TENANTS HARBOR — Kathleen Fox discusses her research and writing in a presentation entitled “Finding Your Roots is Not Always What You Expected” Friday, April 29, at 5 p.m. at Jackson Memorial Library, 71 Main St. Writing as Kathleen A. Earle, her “An Early History of the Wyoming Valley: The Yankee-Pennamite Wars & Timothy Pickering” releases April 18 through Arcadia Publishing. Fox chose to use her maiden name, “Earle,” as the book resulted from her search for Earle ancestors over the past few decades.

“Imagine my surprise when I found out [my ancestors] kidnapped a prominent Pennsylvania official, Timothy Pickering,” she said. “But the story is a good one, so I wrote a book about it. The Earles play a very minor part, but the time and events are fascinating.”

When Connecticut Yankees began to settle the Wyoming Valley in the 1760s, both the local Pennsylvanians and the powerful native Haudenosaunee (Iroquois) strenuously objected. The Connecticut Colony and William Penn had been granted the same land by King Charles II of England, resulting in the instigation of the Yankee-Pennamite Wars. In 1788, during ongoing conflict, a band of young Yankee ruffians abducted Pennsylvania official Timothy Pickering, holding him hostage for 19 days. Some kidnappers were prosecuted, and several fled to New York’s Finger Lakes as the political incident motivated state leaders to resolve the fighting. Bloody skirmishes, the American Revolution and the Sullivan campaign to destroy the Iroquois all formed the backdrop to the territorial dispute. Earle (Fox) covers the early history of colonial life, war and frontier justice in the Wyoming Valley.

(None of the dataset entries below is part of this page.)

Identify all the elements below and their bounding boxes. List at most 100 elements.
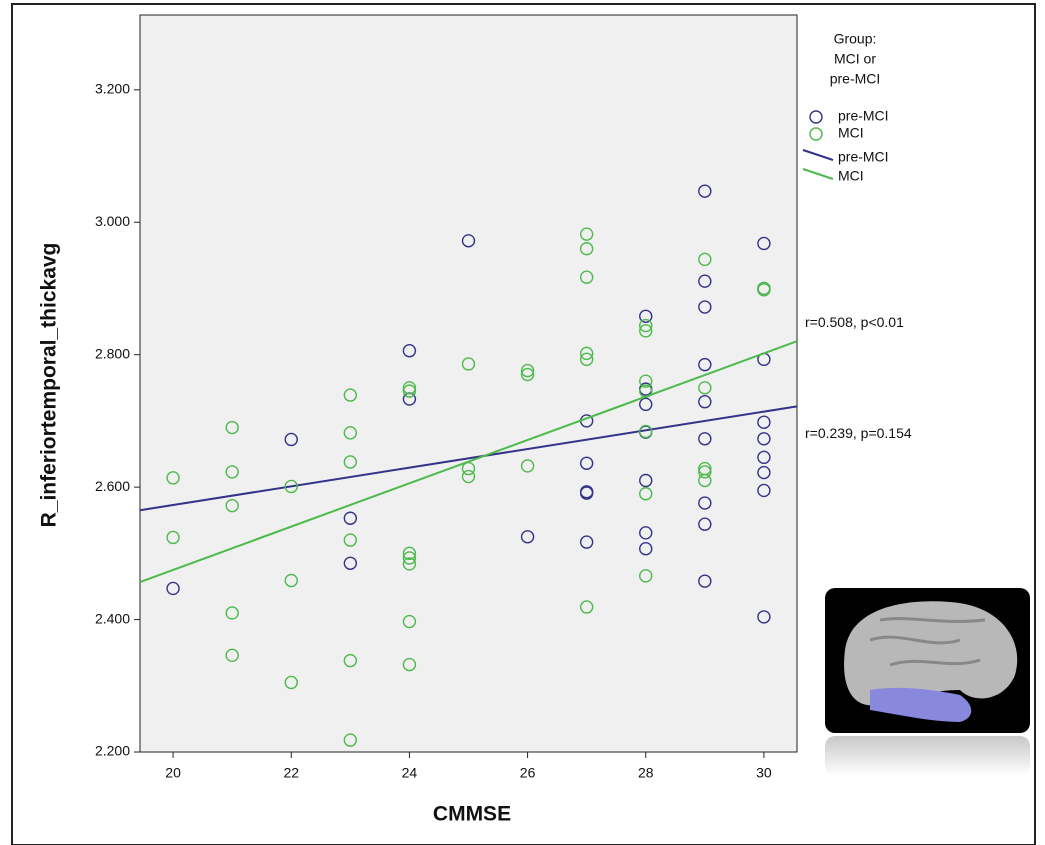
point (343, 426, 358, 440)
point (225, 606, 239, 620)
brain-region (870, 687, 972, 722)
point (520, 367, 535, 382)
point (520, 459, 535, 473)
x-axis-title: CMMSE (433, 803, 511, 826)
x-tick-label: 24 (402, 765, 418, 781)
legend-title: pre-MCI (830, 71, 881, 87)
point (757, 236, 771, 251)
image-reflection (825, 736, 1030, 776)
x-tick-label: 22 (283, 765, 299, 781)
point (225, 648, 239, 663)
point (579, 485, 594, 499)
y-tick-label: 2.200 (95, 743, 130, 759)
point (579, 535, 594, 549)
legend-title: MCI or (834, 51, 876, 67)
fit-annotation: r=0.508, p<0.01 (805, 314, 904, 330)
y-tick-label: 2.600 (95, 478, 130, 494)
point (402, 551, 417, 565)
point (402, 384, 417, 398)
point (343, 733, 358, 747)
y-tick-label: 3.200 (95, 81, 130, 97)
y-tick-label: 3.000 (95, 213, 130, 229)
point (757, 465, 771, 480)
point (757, 483, 771, 498)
legend-label: MCI (838, 125, 864, 141)
point (402, 557, 417, 571)
point (166, 581, 180, 596)
point (579, 242, 594, 256)
point (698, 473, 712, 488)
legend-marker (809, 127, 823, 141)
point (698, 465, 712, 479)
point (343, 511, 358, 525)
point (402, 614, 417, 629)
point (757, 283, 771, 297)
point (639, 424, 653, 439)
y-axis-title: R_inferiortemporal_thickavg (38, 243, 61, 528)
point (461, 234, 476, 248)
point (284, 479, 298, 494)
x-tick-label: 26 (520, 765, 536, 781)
x-tick-label: 28 (638, 765, 654, 781)
point (757, 432, 771, 446)
point (639, 526, 653, 540)
y-tick-label: 2.800 (95, 345, 130, 361)
fit-line (139, 405, 798, 512)
point (639, 324, 653, 338)
point (757, 450, 771, 465)
point (402, 344, 417, 358)
point (343, 556, 358, 570)
point (698, 395, 712, 409)
point (698, 432, 712, 446)
point (757, 610, 771, 624)
point (402, 392, 417, 406)
point (166, 471, 180, 485)
point (639, 542, 653, 556)
x-tick-label: 30 (756, 765, 772, 781)
point (698, 300, 712, 314)
fit-annotation: r=0.239, p=0.154 (805, 425, 912, 441)
point (698, 274, 712, 288)
point (343, 533, 358, 547)
point (225, 465, 239, 479)
point (698, 574, 712, 588)
point (461, 469, 476, 484)
legend-line (802, 168, 834, 180)
point (343, 455, 358, 469)
point (579, 600, 594, 614)
brain-image (825, 588, 1030, 776)
legend-marker (809, 110, 823, 124)
point (461, 461, 476, 476)
point (639, 569, 653, 583)
point (698, 517, 712, 531)
point (520, 530, 535, 544)
point (579, 352, 594, 367)
point (639, 384, 653, 398)
legend-label: pre-MCI (838, 149, 889, 165)
point (579, 346, 594, 361)
point (284, 675, 298, 690)
legend-title: Group: (834, 31, 877, 47)
point (639, 374, 653, 388)
point (639, 318, 653, 333)
point (698, 381, 712, 395)
y-tick-label: 2.400 (95, 610, 130, 626)
brain-folds (869, 617, 986, 667)
fit-line (139, 340, 798, 583)
point (639, 309, 653, 323)
legend-label: MCI (838, 168, 864, 184)
point (698, 357, 712, 372)
point (639, 397, 653, 412)
point (225, 420, 239, 435)
point (698, 252, 712, 267)
plot-area (139, 14, 798, 753)
point (520, 363, 535, 378)
point (579, 270, 594, 284)
point (284, 573, 298, 588)
legend-line (802, 149, 834, 161)
point (461, 357, 476, 371)
point (698, 184, 712, 198)
frame (11, 3, 1036, 845)
point (166, 530, 180, 545)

Fox is an artist and native New Yorker whose ancestral roots go back to Pennsylvania. She is an author, artist, former professor and former director of research at the National Indian Child Welfare Association in Portland, Ore. She attended Cornell University and the Rockefeller College of the State University of New York–Albany, where she received a PhD in 1996. She has written and illustrated several award-winning children’s books and many peer-reviewed articles in the areas of mental health and child abuse. For several years, she taught at the University College Center in Rockland. She lives in Tenants Harbor with her husband, Stan.